Fast forward to 2014, when club members dug deep to finance a major $7 million renovation of the layout, resulting in the total closure of the course for more than one year to allow major drainage issues to be addressed, along with the rebuilding of every green and bunker.
Tim Liddy carried out most of the onsite work on
behalf of Pete Dye (as he’s done with many of the old master’s projects down
the years), constructing new continuous tees, re-positioning the green at the
signature 10th hole and removing most of the trademark railway sleepers that
once buttressed many of the lakes and lagoons.
The facility has recently renamed itself The Ford Field & River Club.
Now politically correctly (and I have no idea why the membership rejected Ogeechee Club) known awkwardly as The Ford Field & River Club, less awkwardly as The Ford. It was the personal property of Henry Ford and the Mansion on property is very graciously luxuriously. I personally have slept in Mr. Ford's bedroom, his wife's across the hall. Plantation is now a dirty word being removed from Coastal Empire and Lowcountry communities in the name of woke revisionism, for better or worse.. I get to play here fairly often and have seen several iterations of the course. It is not particularly easy to access and is in spectacular condition, worth the invite.
The first nine is nice classic, strategic Lowcountry Pete & Alice Dye through housing with almost no impact - way less so than Harbour Town and IMHO better than that as well. Nice angles abound, the 3rd Par 5 is remarkable for said angles and the greens are quite contoured. I don't do hole by hole regalías but there is not a weakness on that nine except the ninth is maybe too easily reachable in two (Par 5).
The second nine when originally built was wildly and artificially mounded.
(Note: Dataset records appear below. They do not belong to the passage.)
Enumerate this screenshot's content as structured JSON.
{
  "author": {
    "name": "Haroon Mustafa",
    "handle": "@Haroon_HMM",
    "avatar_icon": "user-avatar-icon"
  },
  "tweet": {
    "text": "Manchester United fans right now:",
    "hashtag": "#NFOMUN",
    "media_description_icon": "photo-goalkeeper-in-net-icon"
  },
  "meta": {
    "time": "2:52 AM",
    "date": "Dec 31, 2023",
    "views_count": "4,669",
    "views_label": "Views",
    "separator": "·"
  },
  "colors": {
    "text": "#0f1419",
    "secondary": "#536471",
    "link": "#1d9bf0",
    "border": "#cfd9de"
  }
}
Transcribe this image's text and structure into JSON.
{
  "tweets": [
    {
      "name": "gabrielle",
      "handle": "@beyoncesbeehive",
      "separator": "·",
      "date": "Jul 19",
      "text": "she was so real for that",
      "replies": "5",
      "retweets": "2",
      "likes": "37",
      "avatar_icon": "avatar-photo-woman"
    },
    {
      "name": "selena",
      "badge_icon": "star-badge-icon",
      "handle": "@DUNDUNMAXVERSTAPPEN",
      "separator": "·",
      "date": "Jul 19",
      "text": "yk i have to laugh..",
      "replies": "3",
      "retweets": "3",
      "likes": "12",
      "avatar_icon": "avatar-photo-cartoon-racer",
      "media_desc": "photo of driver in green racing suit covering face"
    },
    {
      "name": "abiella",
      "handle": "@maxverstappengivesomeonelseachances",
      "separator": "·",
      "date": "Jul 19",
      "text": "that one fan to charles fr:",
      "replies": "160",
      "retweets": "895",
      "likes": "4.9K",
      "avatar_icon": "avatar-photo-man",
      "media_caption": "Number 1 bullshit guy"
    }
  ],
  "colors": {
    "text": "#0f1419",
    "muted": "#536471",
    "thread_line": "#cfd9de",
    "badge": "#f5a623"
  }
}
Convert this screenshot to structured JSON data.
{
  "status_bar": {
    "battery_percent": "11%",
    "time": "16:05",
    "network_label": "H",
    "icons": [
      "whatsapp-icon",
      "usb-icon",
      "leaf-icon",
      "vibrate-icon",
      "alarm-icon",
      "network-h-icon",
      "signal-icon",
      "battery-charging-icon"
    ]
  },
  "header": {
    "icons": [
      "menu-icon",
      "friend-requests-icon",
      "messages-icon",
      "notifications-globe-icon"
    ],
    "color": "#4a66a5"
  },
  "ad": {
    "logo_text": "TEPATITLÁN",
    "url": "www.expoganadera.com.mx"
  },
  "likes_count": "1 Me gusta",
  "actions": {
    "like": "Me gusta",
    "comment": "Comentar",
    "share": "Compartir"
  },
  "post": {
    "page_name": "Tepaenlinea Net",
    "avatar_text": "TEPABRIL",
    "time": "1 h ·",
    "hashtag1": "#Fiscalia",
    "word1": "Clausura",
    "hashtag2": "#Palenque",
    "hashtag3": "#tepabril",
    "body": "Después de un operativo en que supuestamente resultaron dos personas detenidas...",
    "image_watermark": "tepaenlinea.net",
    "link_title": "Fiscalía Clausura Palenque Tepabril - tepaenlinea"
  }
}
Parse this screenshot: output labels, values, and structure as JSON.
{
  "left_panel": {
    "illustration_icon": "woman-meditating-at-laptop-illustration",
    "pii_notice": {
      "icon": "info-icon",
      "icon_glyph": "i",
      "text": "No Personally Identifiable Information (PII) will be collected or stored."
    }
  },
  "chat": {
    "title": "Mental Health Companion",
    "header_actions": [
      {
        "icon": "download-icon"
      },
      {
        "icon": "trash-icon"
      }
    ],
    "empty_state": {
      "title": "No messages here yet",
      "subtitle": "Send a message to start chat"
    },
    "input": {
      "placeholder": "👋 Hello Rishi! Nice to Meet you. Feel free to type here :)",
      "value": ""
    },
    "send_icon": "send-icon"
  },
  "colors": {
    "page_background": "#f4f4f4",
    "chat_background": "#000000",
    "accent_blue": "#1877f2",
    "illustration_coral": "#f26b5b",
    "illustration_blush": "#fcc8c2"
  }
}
These were removed in the last renovation at request and the second nine built on what I was told were rice paddies is nearly flay, devoid of trees and while there are some nice angles to be had, that nine comes off a bit tame. It can be windy at times and the holes are far from pushovers, but there are few visual cues because of the design style. The golf course is challenging but not particularly penal, it is highly strategic, both nines, but they are rather different-looking,
Clubhouse is my singular favorite in the Coastal Empire/Lowcountry.
Tim Liddy is now the architect on record going forward as he is to the Colleton River Dye Course an hour away; good hands for a Dye Course to be in. This is one of the best courses in the area and is under the proverbial radar.
The one photo is the range with most of the second nine in the background. I have other photos from this summer currently hostage to a dead phone I am trying to recover, I will return once I retrieve them.